Итальянец, и без того взвинченный, теперь уже едва сдерживался. Плюхнувшись за столик в дальнем углу зала, он судорожно схватил большущую картонку с меню, пряча за ней посеревшее от расстройства лицо.
Официант принес кофе. Я заказал еще пива и тоже вышел. Заглянув на открытую веранду, полез в карман за сигаретами и, делая вид, будто прикуриваю, обшарил взглядом вестибюль. В дальнем его конце я увидел спину фон Шелленберга, говорившего по телефону, которым разрешено пользоваться лишь проживающим в гостинице. Американца же видно не было. Швейцар с дубинкой сторожил выход на улицу. В вестибюле были еще какие-то люди, каждый занимался своим делом: одни въезжали, другие покидали гостиницу, третьи торговались в сувенирной лавке или ждали заказанного такси, чтобы ехать в аэропорт.
Я вернулся в ресторан. Официант уже принес пиво и стоял возле столика в явной тревоге – не сбежали ли мы с фон Шелленбергом, не расплатившись. Завидев меня, он лучезарно улыбнулся и тут же подал счет. Теперь уже танцевали несколько пар, но как-то вяло, их движениям не хватало жизни. Телефонный разговор фон Шелленберга затянулся, но наконец он возвратился за столик. И вид у него был довольный. Американец же в тот вечер больше на глаза не попадался.
Мы выпили кофе, расплатились и встали из-за стола. В моем портфеле была куча писем, нуждавшихся в прочтении и ответе. Я извинился перед фон Шелленбергом за то, что не имею возможности показать ему ночной Найроби, главным образом из-за опасения, что ищейки комиссара Омари устроили на меня засаду во всех барах и других злачных местах, куда я хаживаю. Фон Шелленберг сочувственно кивнул, и я было подумал, что он испытывает искушение отправиться в увеселительную экскурсию в одиночку. Оказалось, однако, что и у него накопились срочные бумаги, и мы поднялись к себе.
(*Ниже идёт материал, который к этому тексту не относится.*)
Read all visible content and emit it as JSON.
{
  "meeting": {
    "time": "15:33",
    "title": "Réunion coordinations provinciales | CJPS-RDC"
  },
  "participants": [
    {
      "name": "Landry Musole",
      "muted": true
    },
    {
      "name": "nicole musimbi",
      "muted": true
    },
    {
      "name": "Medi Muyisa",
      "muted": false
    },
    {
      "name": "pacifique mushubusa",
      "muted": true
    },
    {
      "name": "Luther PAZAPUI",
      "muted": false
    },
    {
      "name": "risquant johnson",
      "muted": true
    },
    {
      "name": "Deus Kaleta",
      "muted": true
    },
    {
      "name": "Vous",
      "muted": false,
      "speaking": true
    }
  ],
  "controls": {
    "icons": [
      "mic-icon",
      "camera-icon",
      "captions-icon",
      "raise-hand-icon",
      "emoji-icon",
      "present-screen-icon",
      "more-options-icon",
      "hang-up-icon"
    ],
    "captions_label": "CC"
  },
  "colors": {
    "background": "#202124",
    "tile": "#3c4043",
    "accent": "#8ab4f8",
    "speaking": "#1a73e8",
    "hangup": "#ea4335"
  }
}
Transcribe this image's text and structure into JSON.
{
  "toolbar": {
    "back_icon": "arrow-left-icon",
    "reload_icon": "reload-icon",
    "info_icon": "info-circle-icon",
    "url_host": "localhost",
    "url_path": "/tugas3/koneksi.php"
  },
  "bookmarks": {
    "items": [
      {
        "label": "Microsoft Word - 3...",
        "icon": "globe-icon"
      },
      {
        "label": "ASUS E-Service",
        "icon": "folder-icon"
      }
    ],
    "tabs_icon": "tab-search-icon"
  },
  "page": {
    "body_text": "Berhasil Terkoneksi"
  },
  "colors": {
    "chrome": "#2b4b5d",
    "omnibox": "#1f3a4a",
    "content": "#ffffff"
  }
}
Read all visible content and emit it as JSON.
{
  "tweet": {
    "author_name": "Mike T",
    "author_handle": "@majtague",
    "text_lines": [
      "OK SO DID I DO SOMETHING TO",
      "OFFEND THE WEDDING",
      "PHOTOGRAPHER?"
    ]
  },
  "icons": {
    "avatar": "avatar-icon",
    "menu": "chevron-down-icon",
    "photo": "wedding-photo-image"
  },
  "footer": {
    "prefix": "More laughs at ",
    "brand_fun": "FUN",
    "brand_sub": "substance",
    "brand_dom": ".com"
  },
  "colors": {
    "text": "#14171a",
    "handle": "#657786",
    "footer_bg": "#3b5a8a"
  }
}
Увы, ни один из нас не смог в тот вечер заняться корреспонденцией: наш люкс был перевернут вверх дном, как говорится, выворочен наизнанку. Остановившись на пороге, мы молча взирали на учиненный разгром. Гостиную подвергли тщательнейшему обыску. Каждый предмет обстановки сдвинут с места, стулья перевернуты, диванные подушки раскиданы. Меня сразу же осенило: американец!
Каждый из нас поспешил в свою спальню. Там царил еще больший хаос: одежда на полу, постельное белье скинуто с кроватей, из ящиков комода все вывернуто на ковер. В ванной тоже побывали, свидетельством тому разбросанные повсюду туалетные принадлежности. Единственной вещью, пережившей катастрофу без ущерба, был портфель, который я запихнул под кровать не из предчувствия, а в силу привычки. Я сразу же определил, что мое имущество в целости, ничего не украдено.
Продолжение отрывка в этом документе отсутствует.